Im not getting why there are all these nr posts? Pheasant season started in SD and the nr posts have gone up. I joined this for info on hunting, not to here the weather. Anyone hunting ducks or geese is probably watching the weather days before they go out. Not trying to start a controversy but pics of hunts and helpful info is what I thought this site was about. Not a weather forecast for NON-RESIDENTS. :lame: :lame:


----------



## beard (Mar 27, 2008)

rottengander said:


> Im not getting why there are all these nr posts? Pheasant season started in SD and the nr posts have gone up. I joined this for info on hunting, not to here the weather. Anyone hunting ducks or geese is probably watching the weather days before they go out. Not trying to start a controversy but pics of hunts and helpful info is what I thought this site was about. Not a weather forecast for NON-RESIDENTS. :lame: :lame:


weather is helpful...for migrating birds oke:


----------



## recker (Oct 12, 2003)

Then do not read it or petition the site managers to not allow any NR's on this site.


----------



## MNwaterfowler15 (Mar 13, 2010)

Im heading up friday morning and i was just looking at the forcast and im not seeing anything in that ballpark for temps. I was finding lows to be in mid to low 30s.


----------



## hamr5151 (Oct 20, 2010)

I wish it was going to be that cold, be alot better than lows in the 30's like it is actually going to be this week.


----------



## recker (Oct 12, 2003)

When I said next week I meant next(a week from this Friday) . I do hope the forcast thay had is not going to hold up for all of us.


----------



## tshelmer (Oct 16, 2006)

I am heading our there from 10/27 to 11/3 and I hope it is freezing the water up. There is even more water than last year with too many areas for the ducks to go without pressure. Try a field. in 2007 it all froze up on our second day and it was the best hunt we had since 1995.


----------



## texcl (Oct 6, 2007)

They are moving through right now, the colder it gets the faster they are going to move, I imagine the migration will be mostly done with in a couple of weeks, when the water freezes up most all of the ducks will be gone, not to say there won't be a couple. Also they are talking about snow soon, that's nd weather 60's to 30's overnight.


----------



## nobes (Oct 12, 2010)

Rottengander, let me get this staight.......A non-res, (you) complaining about another non-res post? Get a clue! I for 1 thought it was a good question.


----------



## 9manfan (Oct 22, 2008)

nobes said:


> Rottengander, let me get this staight.......A non-res, (you) complaining about another non-res post? Get a clue! I for 1 thought it was a good question.

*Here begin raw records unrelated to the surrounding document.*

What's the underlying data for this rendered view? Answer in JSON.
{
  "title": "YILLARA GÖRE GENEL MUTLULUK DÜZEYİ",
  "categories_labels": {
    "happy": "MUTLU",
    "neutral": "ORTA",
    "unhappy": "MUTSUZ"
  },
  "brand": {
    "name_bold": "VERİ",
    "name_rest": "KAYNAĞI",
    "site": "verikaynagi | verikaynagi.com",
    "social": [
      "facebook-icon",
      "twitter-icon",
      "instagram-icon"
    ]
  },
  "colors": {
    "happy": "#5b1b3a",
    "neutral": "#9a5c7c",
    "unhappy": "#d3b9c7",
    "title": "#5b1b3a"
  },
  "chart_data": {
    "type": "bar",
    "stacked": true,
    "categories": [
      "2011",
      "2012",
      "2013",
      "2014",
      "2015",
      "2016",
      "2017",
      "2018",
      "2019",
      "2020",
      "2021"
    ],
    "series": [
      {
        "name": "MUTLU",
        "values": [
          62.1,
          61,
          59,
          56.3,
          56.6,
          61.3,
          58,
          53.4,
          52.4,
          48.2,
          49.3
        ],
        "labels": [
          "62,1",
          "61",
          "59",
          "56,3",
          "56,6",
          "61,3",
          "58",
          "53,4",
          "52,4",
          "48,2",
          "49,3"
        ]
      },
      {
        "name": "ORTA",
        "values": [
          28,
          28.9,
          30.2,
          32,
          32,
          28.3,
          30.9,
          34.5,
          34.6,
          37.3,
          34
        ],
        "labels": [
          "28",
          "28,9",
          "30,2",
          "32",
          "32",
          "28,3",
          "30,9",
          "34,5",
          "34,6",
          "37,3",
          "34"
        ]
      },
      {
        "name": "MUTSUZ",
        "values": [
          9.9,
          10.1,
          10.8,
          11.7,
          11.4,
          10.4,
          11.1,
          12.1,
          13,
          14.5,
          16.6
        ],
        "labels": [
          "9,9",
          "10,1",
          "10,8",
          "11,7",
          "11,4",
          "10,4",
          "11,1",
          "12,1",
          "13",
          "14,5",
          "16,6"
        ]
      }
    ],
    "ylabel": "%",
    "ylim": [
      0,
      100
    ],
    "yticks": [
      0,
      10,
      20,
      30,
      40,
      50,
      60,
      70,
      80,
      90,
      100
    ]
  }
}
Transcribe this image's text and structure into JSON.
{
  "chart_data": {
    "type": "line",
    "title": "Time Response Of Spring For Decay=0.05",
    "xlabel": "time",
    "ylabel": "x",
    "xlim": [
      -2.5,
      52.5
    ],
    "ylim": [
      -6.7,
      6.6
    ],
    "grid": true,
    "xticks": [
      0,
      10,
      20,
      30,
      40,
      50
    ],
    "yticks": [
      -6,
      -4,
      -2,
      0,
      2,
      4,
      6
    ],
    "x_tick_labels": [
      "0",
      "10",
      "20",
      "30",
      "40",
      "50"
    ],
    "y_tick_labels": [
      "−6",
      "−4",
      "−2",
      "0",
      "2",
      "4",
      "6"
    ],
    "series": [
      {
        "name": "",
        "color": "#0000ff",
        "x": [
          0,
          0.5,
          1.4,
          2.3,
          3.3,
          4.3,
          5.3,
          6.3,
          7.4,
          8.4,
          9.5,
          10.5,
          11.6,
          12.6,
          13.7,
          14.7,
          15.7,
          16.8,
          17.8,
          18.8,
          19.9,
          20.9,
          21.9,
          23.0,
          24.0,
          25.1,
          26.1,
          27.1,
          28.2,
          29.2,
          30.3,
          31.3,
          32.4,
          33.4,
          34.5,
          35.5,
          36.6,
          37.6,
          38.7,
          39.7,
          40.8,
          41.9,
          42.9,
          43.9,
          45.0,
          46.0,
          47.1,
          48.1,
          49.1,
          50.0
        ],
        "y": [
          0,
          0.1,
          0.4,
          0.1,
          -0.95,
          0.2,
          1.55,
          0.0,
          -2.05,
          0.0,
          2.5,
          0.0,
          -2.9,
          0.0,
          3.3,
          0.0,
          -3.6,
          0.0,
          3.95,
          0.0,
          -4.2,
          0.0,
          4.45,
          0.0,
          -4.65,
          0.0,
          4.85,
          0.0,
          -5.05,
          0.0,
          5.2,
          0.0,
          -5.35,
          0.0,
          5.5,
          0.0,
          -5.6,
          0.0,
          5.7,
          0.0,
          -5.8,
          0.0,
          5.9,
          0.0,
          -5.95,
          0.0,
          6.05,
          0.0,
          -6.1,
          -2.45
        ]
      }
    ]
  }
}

X2,,,weather plays a big part in duck hunting,migration, freeze up,I see nothing wrong with that question,,,,,,,


----------



## jbaincfl (Feb 5, 2003)

We have been hunting ND for 15 years and every sqaure inch of water has to be froze over before the mallards move out. They will start to congregate on the large water when the potholes freeze over and it makes it even easier to find them in the fields.

The mallards don't move out until there is no feed (too much snow cover) or the large lakes are completely frozen over. We have had our best late season hunts when it gets cold.


----------



## The Shovla (Aug 23, 2009)

I'm heading out thursday night, and I've been hearing from friends that live out there they are talking snow next week, which is totally fine as long as it doesn't dump on us. It's always fun to have some snow falling or have birds whipping through the fog on you! Bring 'em on, and tell the birds up in Canada to start coming down NOW!


----------



## dakotashooter2 (Oct 31, 2003)

Water will stay open until daytime temps hit the freezing mark. Water will thinly ice over at night then thaw by midday. Wind and bird activity will keep pockets open at night.


----------



## rottengander (Oct 2, 2010)

Just testing the water boys relax.


----------



## nodakoutdoors.com (Feb 27, 2002)

Looks like the forecast has gotten warmer, at least for the lows.


----------